Christopher Marlowe: Poet and Spy, Honan. Good, but a bit too academic for the casual reader.
Nothing Like The Sun, Burgess. Shakespeare considered as a protagonist. Enjoyable, especially in tandem with the above.
Electric Church, Somers. Truly painfully-written first novel in the cyberpunk vein; I damn near developed a tic in the first chapter, I was wincing so often. Good idea-fiction, though, and by the end of the novel I was enjoying myself immensely.
Tin House #37
On Writing, King. A short biography and a short reminisce on the trade of writing by the only man who can be said to truly understand it. Highly, highly recommended, and not just for aspiring writers.

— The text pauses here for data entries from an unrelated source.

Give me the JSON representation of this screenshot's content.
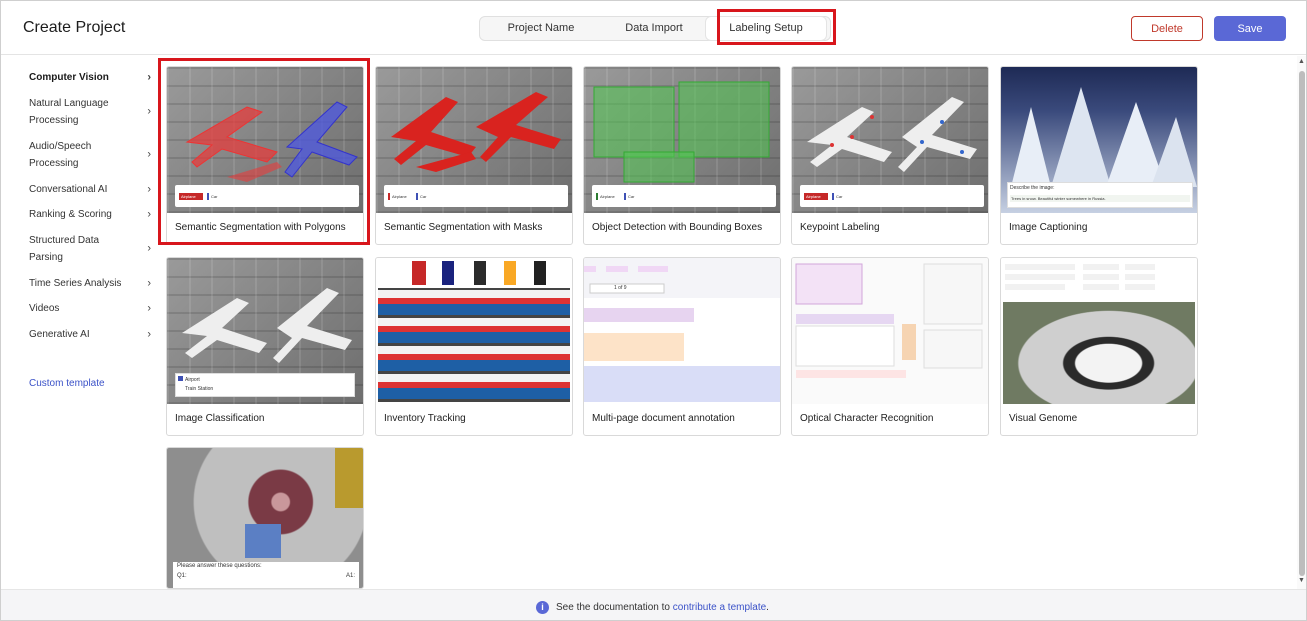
{
  "header": {
    "title": "Create Project",
    "tabs": [
      {
        "label": "Project Name"
      },
      {
        "label": "Data Import"
      },
      {
        "label": "Labeling Setup",
        "active": true
      }
    ],
    "delete_label": "Delete",
    "save_label": "Save"
  },
  "colors": {
    "accent": "#5a68d6",
    "highlight": "#d8161c",
    "danger": "#c0392b",
    "link": "#3b52c8"
  },
  "sidebar": {
    "items": [
      {
        "label": "Computer Vision",
        "icon": "chevron-right-icon",
        "active": true
      },
      {
        "label": "Natural Language Processing",
        "icon": "chevron-right-icon"
      },
      {
        "label": "Audio/Speech Processing",
        "icon": "chevron-right-icon"
      },
      {
        "label": "Conversational AI",
        "icon": "chevron-right-icon"
      },
      {
        "label": "Ranking & Scoring",
        "icon": "chevron-right-icon"
      },
      {
        "label": "Structured Data Parsing",
        "icon": "chevron-right-icon"
      },
      {
        "label": "Time Series Analysis",
        "icon": "chevron-right-icon"
      },
      {
        "label": "Videos",
        "icon": "chevron-right-icon"
      },
      {
        "label": "Generative AI",
        "icon": "chevron-right-icon"
      }
    ],
    "custom_template": "Custom template"
  },
  "templates": [
    {
      "label": "Semantic Segmentation with Polygons",
      "selected": true,
      "tags": [
        "Airplane",
        "Car"
      ]
    },
    {
      "label": "Semantic Segmentation with Masks",
      "tags": [
        "Airplane",
        "Car"
      ]
    },
    {
      "label": "Object Detection with Bounding Boxes",
      "tags": [
        "Airplane",
        "Car"
      ]
    },
    {
      "label": "Keypoint Labeling",
      "tags": [
        "Airplane",
        "Car"
      ]
    },
    {
      "label": "Image Captioning",
      "caption_prompt": "Describe the image:",
      "caption_text": "Trees in snow. Beautiful winter somewhere in Russia."
    },
    {
      "label": "Image Classification",
      "options": [
        "Airport",
        "Train Station"
      ]
    },
    {
      "label": "Inventory Tracking"
    },
    {
      "label": "Multi-page document annotation",
      "page_text": "1 of 9"
    },
    {
      "label": "Optical Character Recognition"
    },
    {
      "label": "Visual Genome"
    },
    {
      "label": "",
      "question_prompt": "Please answer these questions:",
      "q1": "Q1:",
      "a1": "A1:"
    }
  ],
  "footer": {
    "text": "See the documentation to ",
    "link": "contribute a template",
    "suffix": ".",
    "icon": "info-icon"
  }
}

Down and Out in Shoreditch and Hoxton, Home. I generally like Stewart Home and his de Sade style of porno-philosophic writing: Red London, Slow Death, and 69 Things To Do With a Dead Princess were all excellent. Down and Out, with its Orwell-inspired title (but not theme, unfortunately), was quite a disappointment.
In Praise of Folly, Erasmus. I can't recall what made me read this again, but it was mostly as bad as the first time. There are 10 or 20 good pages about 50 pages in, but for the most part it is only of historical (read: academic) interest.
The Moon and Sixpence, Maugham. One of the best books there is about a misanthrope.
The Productive Programmer, Ford. Tips on being a more productive programmer. If you need to read it, then you definitely should.